Toward a novel stent retriever: design, optimization and experimental validation.

Acute ischemic stroke remains a leading cause of global disability and mortality. While mechanical thrombectomy with stent retrievers has improved outcomes through rapid reperfusion, the main limitation is the lack of conformability in tortuous and bifurcated arteries, thus reducing the thrombus retention efficacy in such complex vascular anatomies. This study introduces a novel self-expandable stent retriever design featuring a segmented closed-cell structure with bridging elements, designed to enhance both radial force and flexibility. Finite element analysis evaluated mechanical performance under different loading configurations, aiming at assessing a few key biomechanical parameters such as maximum principal strain and radial force.

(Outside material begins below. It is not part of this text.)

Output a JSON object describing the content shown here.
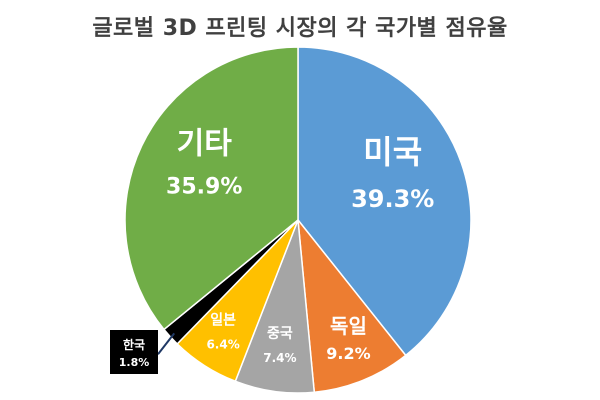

Then, a multi-objective optimization was performed to increase the device radial force while maintaining low strains. Compared to commercial devices, the optimized stent demonstrated a 18.2% lower bending moment and maintained cross-sectional geometry more effectively under deformation, indicating improved flexibility and shape preservation during navigation in tortuous vessels. Preliminary proof-of-concept in vitro thrombectomy experiments demonstrated effective engagement with mechanically stiff thrombi in different realistic scenarios, such as in stenotic and curved vessel models. While retrieval in bifurcated models still presents some challenges, the results suggest that the proposed design offers a promising balance between flexibility and radial strength, potentially improving thrombectomy outcomes in complex vascular environments.